Chapter 11. Persimpangan Jalan

14 1 0
                                    

Ketiganya berdiri tak bergerak, menunduk dalam keheningan yang tidak nyaman. Apa yang terjadi pada budak licik itu tidak mengejutkan, tapi tetap saja sulit untuk dicerna. Perasaan tidak menyenangkan menyelimuti hati mereka - melihat tubuh rekan mereka yang hancur, terlalu mudah untuk membayangkan salah satu dari mereka mengalami nasib yang sama.

Tidak seorangpun tahu harus berkata apa.

Setelah sekitar satu menit, budak berwibawa akhirnya mendesah. "Untung saja aku mengambil sebagian besar perlengkapan yang dibawanya."

'Agak tidak berperasaan, tapi tidak salah,' pikir Sunny sambil memperhatikan budak yang lebih tua itu dengan seksama.

Budak berwibawa mengerutkan kening, menyadari bahwa topengnya sebagai pria baik hati telah terlepas sejenak, dan buru-buru menambahkan dengan nada muram: "Semoga kau beristirahat dengan tenang, sahabatku."

'Wah. Hebat sekali penampilannya.'

Sebenarnya, Sunny tidak percaya sedikitpun pada tindakan baiknya. Setiap anak dari pinggiran tahu bahwa orang yang bersikap baik tanpa alasan adalah orang yang harus diwaspadai. Mereka adalah orang bodoh atau monster. Budak berwibawa tidak tampak seperti orang bodoh, jadi Sunny menjadi waspada terhadapnya sejak mereka bertemu.

Dia sampai sejauh ini dengan bersikap sinis dan tidak mudah percaya, dan tidak ada alasan untuk berubah sekarang.

"Kita harus pergi," kata prajurit muda sambil menatap kebawah sekali lagi.

Suaranya tenang, tapi Sunny bisa merasakan luapan emosi dibaliknya. Dia hanya tidak bisa mengatakan emosi apa itu.

Budak berwibawa itu mendesah dan berbalik juga. Sunny menatap batu-batu berlumuran darah itu selama beberapa detik lagi. 'Mengapa aku merasa begitu bersalah?' pikirnya, bingung dengan reaksi dirinya sendiri yang tidak terduga. 'Dia mendapatkan apa yang pantas diterimanya.'

Sedikit gelisah, Sunny berbalik dan mengikuti kedua temannya yang tersisa. Begitu saja, mereka meninggalkan budak licik dan melanjutkan perjalana.

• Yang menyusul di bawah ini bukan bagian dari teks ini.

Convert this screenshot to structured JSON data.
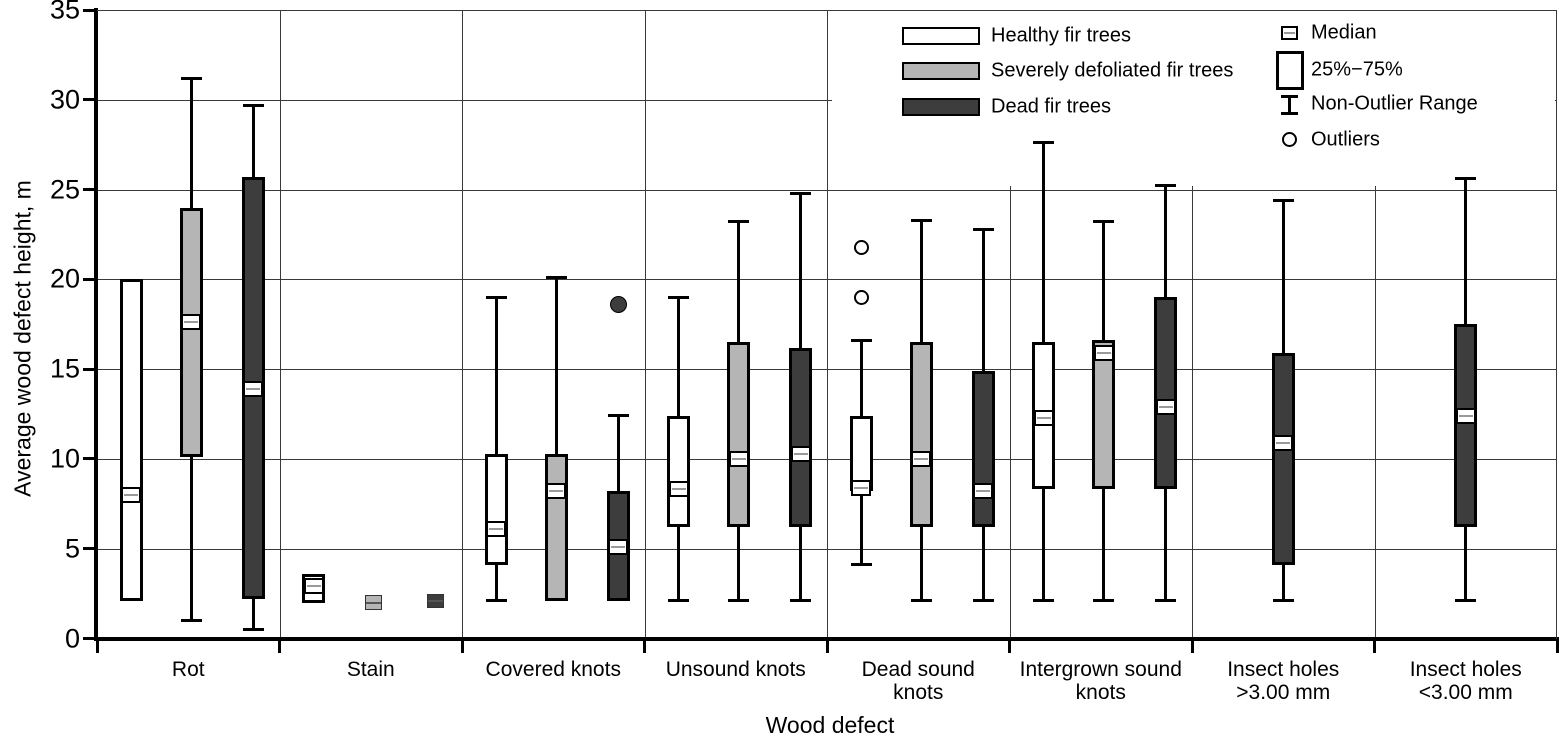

Diketinggian ini, melintasi gunung semakin sulit. Angin menghantam mereka dengan kekuatan yang cukup untuk membuat seseorang kehilangan keseimbangan jika mereka tidak berhati-hati, membuat setiap langkah tampak seperti pertaruhan. Udara menjadi terlalu tipis untuk dihirup. Karena kekurangan oksigen, Sunny mulai merasa pusing dan mual.

Seolah-olah mereka semua perlahan-lahan tercekik.

Penyakit ketinggian bukanlah sesuatu yang dapat diatasi dengan usaha. Penyakit itu bersifat halus dan mengganggu pada saat yang sama, menyerang yang kuat dan lemah tanpa memperhatikan kebugaran dan daya tahan mereka. Jika nasibnya buruk, seorang atlit elit dapat menyerah lebih cepat daripada orang biasa.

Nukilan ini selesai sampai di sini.